Sweden and Denmark to pressure tech platforms over gang crime ads


Swedish Justice Minister Gunnar Strommer, his Danish counterpart Peter Hummelgaard and Swedish national police chief Petra Lundh attend a press conference in Copenhagen, Denmark, August 21, 2024. REUTERS/Tom Little

STOCKHOLM/COPENHAGEN (Reuters) - Sweden and Denmark will summon tech companies over ads on their platforms that are posted by gangs to recruit young Swedes to commit violent crimes in the Nordics, the justice ministers of the two countries said on Wednesday.

Sweden has been having a decade-long problem with gang violence and youth crime and the other Nordic countries are worried that it is starting to spill over the borders.

Since April, there have been 25 instances in which Swedish gang members have been hired by Danish gangs for violent attacks on rivals in Denmark, many times through ads on messaging platforms such as Telegram.

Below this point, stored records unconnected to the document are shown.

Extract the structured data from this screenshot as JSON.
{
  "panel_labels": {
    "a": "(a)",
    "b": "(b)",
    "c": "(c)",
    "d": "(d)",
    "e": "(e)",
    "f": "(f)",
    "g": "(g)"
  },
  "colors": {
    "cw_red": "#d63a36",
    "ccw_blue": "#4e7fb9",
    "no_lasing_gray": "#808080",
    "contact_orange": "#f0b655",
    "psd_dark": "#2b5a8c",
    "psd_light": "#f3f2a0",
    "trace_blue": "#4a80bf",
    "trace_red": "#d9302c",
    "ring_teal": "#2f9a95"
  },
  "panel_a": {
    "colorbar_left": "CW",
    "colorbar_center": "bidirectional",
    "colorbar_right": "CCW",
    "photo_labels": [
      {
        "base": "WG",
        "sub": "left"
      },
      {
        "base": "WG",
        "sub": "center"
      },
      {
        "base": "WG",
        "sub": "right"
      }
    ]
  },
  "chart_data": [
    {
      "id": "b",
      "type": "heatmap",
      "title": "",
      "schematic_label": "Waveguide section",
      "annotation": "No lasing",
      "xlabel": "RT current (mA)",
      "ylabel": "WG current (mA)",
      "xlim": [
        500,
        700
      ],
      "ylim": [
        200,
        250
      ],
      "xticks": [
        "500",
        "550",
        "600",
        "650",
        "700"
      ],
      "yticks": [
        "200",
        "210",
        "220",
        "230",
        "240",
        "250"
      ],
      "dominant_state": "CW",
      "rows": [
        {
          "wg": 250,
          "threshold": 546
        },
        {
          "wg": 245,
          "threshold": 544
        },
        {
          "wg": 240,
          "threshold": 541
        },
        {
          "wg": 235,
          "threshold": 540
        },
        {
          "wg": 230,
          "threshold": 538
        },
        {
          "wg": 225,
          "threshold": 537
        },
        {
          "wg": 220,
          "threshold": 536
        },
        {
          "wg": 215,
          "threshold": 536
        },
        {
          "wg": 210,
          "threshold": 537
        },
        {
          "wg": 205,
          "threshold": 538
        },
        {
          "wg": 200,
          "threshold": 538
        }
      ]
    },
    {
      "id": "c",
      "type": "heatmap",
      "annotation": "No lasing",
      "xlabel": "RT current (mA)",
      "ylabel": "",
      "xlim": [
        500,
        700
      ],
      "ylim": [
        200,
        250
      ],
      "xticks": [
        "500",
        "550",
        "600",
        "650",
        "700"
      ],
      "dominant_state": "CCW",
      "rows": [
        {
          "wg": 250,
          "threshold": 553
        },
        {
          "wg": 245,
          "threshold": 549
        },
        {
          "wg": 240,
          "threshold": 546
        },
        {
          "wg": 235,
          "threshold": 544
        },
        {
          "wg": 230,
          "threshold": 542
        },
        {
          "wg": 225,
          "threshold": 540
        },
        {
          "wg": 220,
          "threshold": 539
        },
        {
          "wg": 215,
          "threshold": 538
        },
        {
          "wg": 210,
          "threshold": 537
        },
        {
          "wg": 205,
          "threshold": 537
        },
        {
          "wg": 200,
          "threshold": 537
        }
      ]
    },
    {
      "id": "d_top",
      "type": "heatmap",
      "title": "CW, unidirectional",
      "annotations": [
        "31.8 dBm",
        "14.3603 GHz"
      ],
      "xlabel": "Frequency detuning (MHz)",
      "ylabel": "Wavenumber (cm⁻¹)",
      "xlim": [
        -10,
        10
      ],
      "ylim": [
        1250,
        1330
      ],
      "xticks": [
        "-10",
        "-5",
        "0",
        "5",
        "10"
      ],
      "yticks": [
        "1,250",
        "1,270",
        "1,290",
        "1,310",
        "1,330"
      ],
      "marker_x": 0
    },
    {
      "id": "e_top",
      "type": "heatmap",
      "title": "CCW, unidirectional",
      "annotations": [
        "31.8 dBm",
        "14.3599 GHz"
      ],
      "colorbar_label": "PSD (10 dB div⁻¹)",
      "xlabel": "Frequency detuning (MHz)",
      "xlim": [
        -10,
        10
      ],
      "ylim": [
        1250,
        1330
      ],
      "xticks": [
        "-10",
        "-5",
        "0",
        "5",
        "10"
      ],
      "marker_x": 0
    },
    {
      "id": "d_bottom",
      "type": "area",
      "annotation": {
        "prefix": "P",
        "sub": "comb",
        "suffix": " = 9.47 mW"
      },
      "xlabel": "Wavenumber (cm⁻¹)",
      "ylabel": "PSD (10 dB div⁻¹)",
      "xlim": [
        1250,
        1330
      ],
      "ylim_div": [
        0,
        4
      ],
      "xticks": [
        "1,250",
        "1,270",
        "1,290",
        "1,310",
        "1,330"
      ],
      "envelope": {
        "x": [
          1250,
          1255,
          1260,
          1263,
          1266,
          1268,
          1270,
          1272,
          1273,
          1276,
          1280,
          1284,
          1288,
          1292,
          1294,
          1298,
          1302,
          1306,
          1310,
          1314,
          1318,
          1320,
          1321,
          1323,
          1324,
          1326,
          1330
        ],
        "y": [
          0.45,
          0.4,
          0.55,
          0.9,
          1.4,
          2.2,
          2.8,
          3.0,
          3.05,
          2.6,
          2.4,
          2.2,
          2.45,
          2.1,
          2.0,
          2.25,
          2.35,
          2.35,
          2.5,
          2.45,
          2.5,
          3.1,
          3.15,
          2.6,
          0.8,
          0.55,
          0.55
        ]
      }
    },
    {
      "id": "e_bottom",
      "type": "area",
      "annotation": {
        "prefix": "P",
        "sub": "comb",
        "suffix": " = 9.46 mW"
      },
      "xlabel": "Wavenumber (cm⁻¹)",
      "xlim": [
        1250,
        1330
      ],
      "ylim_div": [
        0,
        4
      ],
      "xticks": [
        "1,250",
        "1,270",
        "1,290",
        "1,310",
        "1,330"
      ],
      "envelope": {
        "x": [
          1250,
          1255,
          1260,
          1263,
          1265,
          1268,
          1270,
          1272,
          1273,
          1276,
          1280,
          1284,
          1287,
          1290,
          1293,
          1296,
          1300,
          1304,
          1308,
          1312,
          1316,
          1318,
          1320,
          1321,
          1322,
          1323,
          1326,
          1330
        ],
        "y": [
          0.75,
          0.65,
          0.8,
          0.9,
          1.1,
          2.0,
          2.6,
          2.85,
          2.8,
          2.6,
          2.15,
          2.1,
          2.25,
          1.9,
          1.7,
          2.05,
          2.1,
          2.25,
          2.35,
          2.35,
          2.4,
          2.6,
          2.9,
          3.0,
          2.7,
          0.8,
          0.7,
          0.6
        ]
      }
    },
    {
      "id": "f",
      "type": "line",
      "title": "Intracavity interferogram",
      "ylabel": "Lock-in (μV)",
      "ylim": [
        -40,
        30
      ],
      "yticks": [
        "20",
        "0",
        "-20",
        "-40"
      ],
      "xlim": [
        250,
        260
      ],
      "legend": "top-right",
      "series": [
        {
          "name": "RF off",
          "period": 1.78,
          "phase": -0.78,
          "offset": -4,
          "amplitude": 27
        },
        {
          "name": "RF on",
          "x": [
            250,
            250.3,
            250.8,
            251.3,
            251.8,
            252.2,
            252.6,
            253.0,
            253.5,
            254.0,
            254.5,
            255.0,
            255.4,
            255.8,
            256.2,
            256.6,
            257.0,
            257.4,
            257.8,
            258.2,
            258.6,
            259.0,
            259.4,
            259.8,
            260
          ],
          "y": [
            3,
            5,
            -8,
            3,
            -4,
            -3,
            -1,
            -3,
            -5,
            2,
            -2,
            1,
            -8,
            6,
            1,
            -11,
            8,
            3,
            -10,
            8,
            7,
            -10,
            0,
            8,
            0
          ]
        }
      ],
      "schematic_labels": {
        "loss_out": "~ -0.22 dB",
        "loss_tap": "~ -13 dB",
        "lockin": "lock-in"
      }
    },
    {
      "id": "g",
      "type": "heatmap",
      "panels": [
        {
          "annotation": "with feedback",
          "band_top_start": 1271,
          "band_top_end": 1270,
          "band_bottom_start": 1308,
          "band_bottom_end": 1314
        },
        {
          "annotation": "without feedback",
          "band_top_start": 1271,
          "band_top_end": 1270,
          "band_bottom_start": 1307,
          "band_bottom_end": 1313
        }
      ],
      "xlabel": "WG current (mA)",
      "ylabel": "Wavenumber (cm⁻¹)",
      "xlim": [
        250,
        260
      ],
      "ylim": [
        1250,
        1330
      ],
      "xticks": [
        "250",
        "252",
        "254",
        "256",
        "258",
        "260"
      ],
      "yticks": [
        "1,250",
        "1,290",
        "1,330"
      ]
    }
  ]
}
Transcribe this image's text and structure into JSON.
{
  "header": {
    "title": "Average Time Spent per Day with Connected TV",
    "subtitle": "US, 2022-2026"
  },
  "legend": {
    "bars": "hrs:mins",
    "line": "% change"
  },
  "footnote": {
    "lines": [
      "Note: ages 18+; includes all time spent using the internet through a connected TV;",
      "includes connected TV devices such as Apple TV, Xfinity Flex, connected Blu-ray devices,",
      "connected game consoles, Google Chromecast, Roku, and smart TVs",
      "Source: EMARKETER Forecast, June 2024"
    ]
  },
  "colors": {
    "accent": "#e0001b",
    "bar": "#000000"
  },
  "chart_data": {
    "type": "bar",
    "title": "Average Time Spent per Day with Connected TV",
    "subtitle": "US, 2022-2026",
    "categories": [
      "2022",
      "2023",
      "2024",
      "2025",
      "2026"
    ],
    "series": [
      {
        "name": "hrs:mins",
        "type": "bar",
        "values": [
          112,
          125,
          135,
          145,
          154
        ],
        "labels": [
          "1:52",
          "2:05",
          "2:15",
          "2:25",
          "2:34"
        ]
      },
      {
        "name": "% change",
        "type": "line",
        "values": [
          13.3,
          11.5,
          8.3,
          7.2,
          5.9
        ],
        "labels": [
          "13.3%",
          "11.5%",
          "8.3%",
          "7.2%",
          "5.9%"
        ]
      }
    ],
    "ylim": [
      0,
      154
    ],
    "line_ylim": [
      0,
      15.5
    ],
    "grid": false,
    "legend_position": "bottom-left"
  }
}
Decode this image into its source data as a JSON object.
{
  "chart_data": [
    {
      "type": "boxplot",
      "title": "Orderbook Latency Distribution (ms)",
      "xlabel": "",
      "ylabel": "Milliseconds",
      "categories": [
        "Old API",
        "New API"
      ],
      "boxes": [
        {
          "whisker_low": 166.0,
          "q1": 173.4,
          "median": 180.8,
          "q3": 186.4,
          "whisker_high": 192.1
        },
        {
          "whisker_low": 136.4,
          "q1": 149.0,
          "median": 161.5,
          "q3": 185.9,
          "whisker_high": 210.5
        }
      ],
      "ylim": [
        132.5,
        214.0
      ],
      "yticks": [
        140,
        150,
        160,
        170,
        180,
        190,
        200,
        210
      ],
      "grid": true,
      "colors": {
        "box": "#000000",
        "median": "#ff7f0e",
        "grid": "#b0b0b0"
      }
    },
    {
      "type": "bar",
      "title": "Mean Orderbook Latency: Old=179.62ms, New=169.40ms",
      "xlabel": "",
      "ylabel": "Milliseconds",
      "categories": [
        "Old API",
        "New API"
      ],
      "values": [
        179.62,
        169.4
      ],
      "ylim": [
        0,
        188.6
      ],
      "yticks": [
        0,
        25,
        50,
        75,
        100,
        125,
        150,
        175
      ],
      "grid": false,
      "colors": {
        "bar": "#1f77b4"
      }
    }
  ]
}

Swedish Minister of Justice Gunnar Strommer told a joint news conference with his Danish counterpart that the gangs were innovative and had started recruiting youngsters online.

"We will summon these platforms and hold them accountable for what is happening in our common Nordic sphere. It is about asking the very legitimate question: What are you doing? Are you doing enough?," he said without naming any specific company.

"And if the answers are not satisfactory, we must consider whether there is something we can do to further put pressure on these platforms to work more on prevention more effectively."

Danish Minister of Justice Peter Hummelgaard said encrypted services and social media - naming Telegram and TikTok - were widely used to facilitate crime and that if it was up to him alone, some communication platforms would be geoblocked and shut down.

"This is not legally possible today. But we are constantly trying to see if these avenues can be developed and found," he said.

A TikTok spokesperson for the Nordics said the company had no comment on the ministers' statement but added it was looking forward to working with the governments on the issue.

Telegram said that it abided by the EU's Digital Service Act and that recruitment for illegal acts was forbidden on the platform.

"Moderators proactively monitor public parts of the platform, use AI tools and accept user reports in order to remove millions of pieces of content each day that breach Telegram's terms of service," the company said in statement to Reuters.

Meta and X did not immediately reply to requests for comment.

Sweden last week announced the Nordic countries would increase police cooperation and establish a hub in Stockholm to prevent the country's gang crime problem from spreading to Norway, Finland and Denmark.

Denmark intensified security control at its Swedish border this summer and started monitoring train passengers arriving from Sweden more actively, as the EU's open borders have made it easier for criminals to move around the Nordic region.

Sweden has the highest per-capita rate of gun violence in the European Union. Last year 55 people were shot dead in 363 separate incidents in a country of just 10 million people. By comparison, there were just six fatal shootings in the three other Nordic countries combined.